Apprendi V. New Jersey - Opinion of The Court - Historical Basis

Historical Basis

Oliver Wendell Holmes observed, "The law threatens certain pains if you do certain things, intending thereby to give you a new motive for not doing them. If you persist in doing them, it has to inflict the pains in order that its threats may continue to be believed." Here, New Jersey threatened punishment for infractions against its firearms laws, and additional punishment for violations of its hate-crimes laws. Due process procedural safeguards should apply equally to both of these punishments.

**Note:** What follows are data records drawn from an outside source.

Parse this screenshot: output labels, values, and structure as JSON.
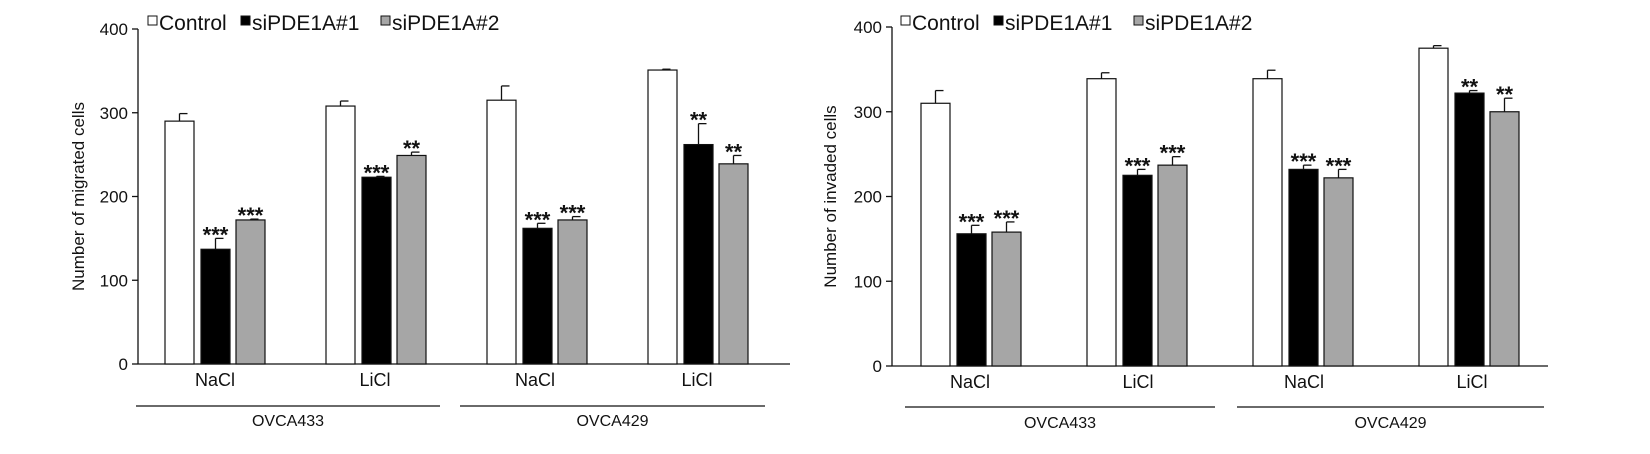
{
  "chart_data": [
    {
      "type": "bar",
      "ylabel": "Number of migrated cells",
      "ylim": [
        0,
        400
      ],
      "yticks": [
        "0",
        "100",
        "200",
        "300",
        "400"
      ],
      "legend": [
        "Control",
        "siPDE1A#1",
        "siPDE1A#2"
      ],
      "categories": [
        "NaCl",
        "LiCl",
        "NaCl",
        "LiCl"
      ],
      "groups": [
        "OVCA433",
        "OVCA429"
      ],
      "series": [
        {
          "name": "Control",
          "color": "#ffffff",
          "values": [
            290,
            308,
            315,
            351
          ],
          "errors": [
            9,
            6,
            17,
            1
          ]
        },
        {
          "name": "siPDE1A#1",
          "color": "#000000",
          "values": [
            137,
            223,
            162,
            262
          ],
          "errors": [
            13,
            1,
            6,
            25
          ]
        },
        {
          "name": "siPDE1A#2",
          "color": "#a6a6a6",
          "values": [
            172,
            249,
            172,
            239
          ],
          "errors": [
            1,
            4,
            4,
            10
          ]
        }
      ],
      "annotations": [
        [
          "",
          "***",
          "***"
        ],
        [
          "",
          "***",
          "**"
        ],
        [
          "",
          "***",
          "***"
        ],
        [
          "",
          "**",
          "**"
        ]
      ]
    },
    {
      "type": "bar",
      "ylabel": "Number of invaded cells",
      "ylim": [
        0,
        400
      ],
      "yticks": [
        "0",
        "100",
        "200",
        "300",
        "400"
      ],
      "legend": [
        "Control",
        "siPDE1A#1",
        "siPDE1A#2"
      ],
      "categories": [
        "NaCl",
        "LiCl",
        "NaCl",
        "LiCl"
      ],
      "groups": [
        "OVCA433",
        "OVCA429"
      ],
      "series": [
        {
          "name": "Control",
          "color": "#ffffff",
          "values": [
            310,
            339,
            339,
            375
          ],
          "errors": [
            15,
            7,
            10,
            3
          ]
        },
        {
          "name": "siPDE1A#1",
          "color": "#000000",
          "values": [
            156,
            225,
            232,
            322
          ],
          "errors": [
            10,
            7,
            5,
            3
          ]
        },
        {
          "name": "siPDE1A#2",
          "color": "#a6a6a6",
          "values": [
            158,
            237,
            222,
            300
          ],
          "errors": [
            12,
            10,
            10,
            16
          ]
        }
      ],
      "annotations": [
        [
          "",
          "***",
          "***"
        ],
        [
          "",
          "***",
          "***"
        ],
        [
          "",
          "***",
          "***"
        ],
        [
          "",
          "**",
          "**"
        ]
      ]
    }
  ]
}
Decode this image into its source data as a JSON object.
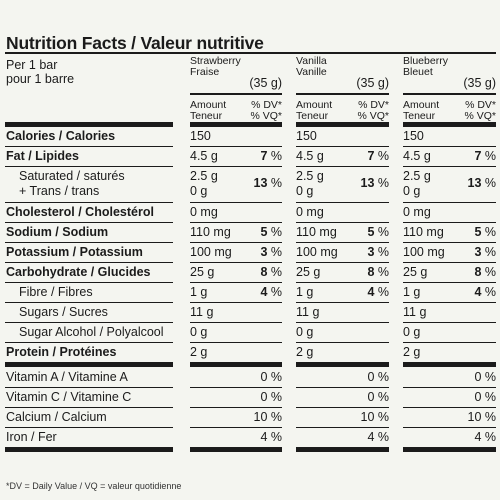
{
  "title": "Nutrition Facts / Valeur nutritive",
  "per_line1": "Per 1 bar",
  "per_line2": "pour 1 barre",
  "amount_header": [
    "Amount",
    "Teneur"
  ],
  "dv_header": [
    "% DV*",
    "% VQ*"
  ],
  "columns": [
    {
      "name": [
        "Strawberry",
        "Fraise"
      ],
      "serving": "(35 g)"
    },
    {
      "name": [
        "Vanilla",
        "Vanille"
      ],
      "serving": "(35 g)"
    },
    {
      "name": [
        "Blueberry",
        "Bleuet"
      ],
      "serving": "(35 g)"
    }
  ],
  "rows": [
    {
      "label": "Calories / Calories",
      "bold": true,
      "values": [
        [
          "150",
          ""
        ],
        [
          "150",
          ""
        ],
        [
          "150",
          ""
        ]
      ]
    },
    {
      "label": "Fat / Lipides",
      "bold": true,
      "values": [
        [
          "4.5 g",
          "7"
        ],
        [
          "4.5 g",
          "7"
        ],
        [
          "4.5 g",
          "7"
        ]
      ]
    },
    {
      "label": "Saturated / saturés",
      "label2": "+ Trans / trans",
      "values": [
        [
          "2.5 g",
          "13"
        ],
        [
          "2.5 g",
          "13"
        ],
        [
          "2.5 g",
          "13"
        ]
      ],
      "values2": [
        "0 g",
        "0 g",
        "0 g"
      ]
    },
    {
      "label": "Cholesterol / Cholestérol",
      "bold": true,
      "values": [
        [
          "0 mg",
          ""
        ],
        [
          "0 mg",
          ""
        ],
        [
          "0 mg",
          ""
        ]
      ]
    },
    {
      "label": "Sodium / Sodium",
      "bold": true,
      "values": [
        [
          "110 mg",
          "5"
        ],
        [
          "110 mg",
          "5"
        ],
        [
          "110 mg",
          "5"
        ]
      ]
    },
    {
      "label": "Potassium / Potassium",
      "bold": true,
      "values": [
        [
          "100 mg",
          "3"
        ],
        [
          "100 mg",
          "3"
        ],
        [
          "100 mg",
          "3"
        ]
      ]
    },
    {
      "label": "Carbohydrate / Glucides",
      "bold": true,
      "values": [
        [
          "25 g",
          "8"
        ],
        [
          "25 g",
          "8"
        ],
        [
          "25 g",
          "8"
        ]
      ]
    },
    {
      "label": "Fibre / Fibres",
      "values": [
        [
          "1 g",
          "4"
        ],
        [
          "1 g",
          "4"
        ],
        [
          "1 g",
          "4"
        ]
      ]
    },
    {
      "label": "Sugars / Sucres",
      "values": [
        [
          "11 g",
          ""
        ],
        [
          "11 g",
          ""
        ],
        [
          "11 g",
          ""
        ]
      ]
    },
    {
      "label": "Sugar Alcohol / Polyalcool",
      "values": [
        [
          "0 g",
          ""
        ],
        [
          "0 g",
          ""
        ],
        [
          "0 g",
          ""
        ]
      ]
    },
    {
      "label": "Protein / Protéines",
      "bold": true,
      "values": [
        [
          "2 g",
          ""
        ],
        [
          "2 g",
          ""
        ],
        [
          "2 g",
          ""
        ]
      ]
    },
    {
      "label": "Vitamin A / Vitamine A",
      "values": [
        [
          "",
          "0"
        ],
        [
          "",
          "0"
        ],
        [
          "",
          "0"
        ]
      ]
    },
    {
      "label": "Vitamin C / Vitamine C",
      "values": [
        [
          "",
          "0"
        ],
        [
          "",
          "0"
        ],
        [
          "",
          "0"
        ]
      ]
    },
    {
      "label": "Calcium / Calcium",
      "values": [
        [
          "",
          "10"
        ],
        [
          "",
          "10"
        ],
        [
          "",
          "10"
        ]
      ]
    },
    {
      "label": "Iron / Fer",
      "values": [
        [
          "",
          "4"
        ],
        [
          "",
          "4"
        ],
        [
          "",
          "4"
        ]
      ]
    }
  ],
  "footnote": "*DV = Daily Value / VQ = valeur quotidienne"
}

Under the Constitution, due process gives criminal defendants two interdependent procedural safeguards with respect to the manner in which the sentence is determined. The first of these is the jury trial, a "guard against a spirit of oppression and tyranny on the part of the rulers" and "the great bulwark of our civil and political liberties," whereby "the truth of every accusation, whether preferred in the shape of indictment, information, or appeal, should afterwards be confirmed by the unanimous suffrage of twelve of the defendant's equals and neighbors." The second is proof beyond a reasonable doubt, the historical "measure of persuasion by which the prosecution must convince the trier of all the essential elements of guilt." There was historically no distinction between an "element" of a crime and a "sentencing factor" because the trial judge had very little discretion at sentencing, because most crimes had a specific sentence attached to them.

Justice Thomas explained how the original understanding of the jury-trial requirement supported the Court's ruling. He also argued that the jury-trial requirement applied to both mandatory minimum sentences and the findings of prior convictions used to enhance sentences. To make this argument, Justice Thomas had to repudiate his prior support for the prior conviction exception crafted in Almendarez-Torres v. United States, 523 U.S. 224 (1998). "What matters is the way by which a fact enters into the sentence." Even though a prior conviction may be valid because it entailed its own jury trial, the fact that that prior conviction was being used to enhance a new sentence meant that that fact must be submitted to a jury again.

Before the death of William Rehnquist and the retirement of Sandra Day O'Connor, this view commanded a majority of the Court. Many are hopeful that if the Roberts Court is directly faced with the question, it might extend Apprendi's jury-trial requirement to the fact of a prior conviction as well.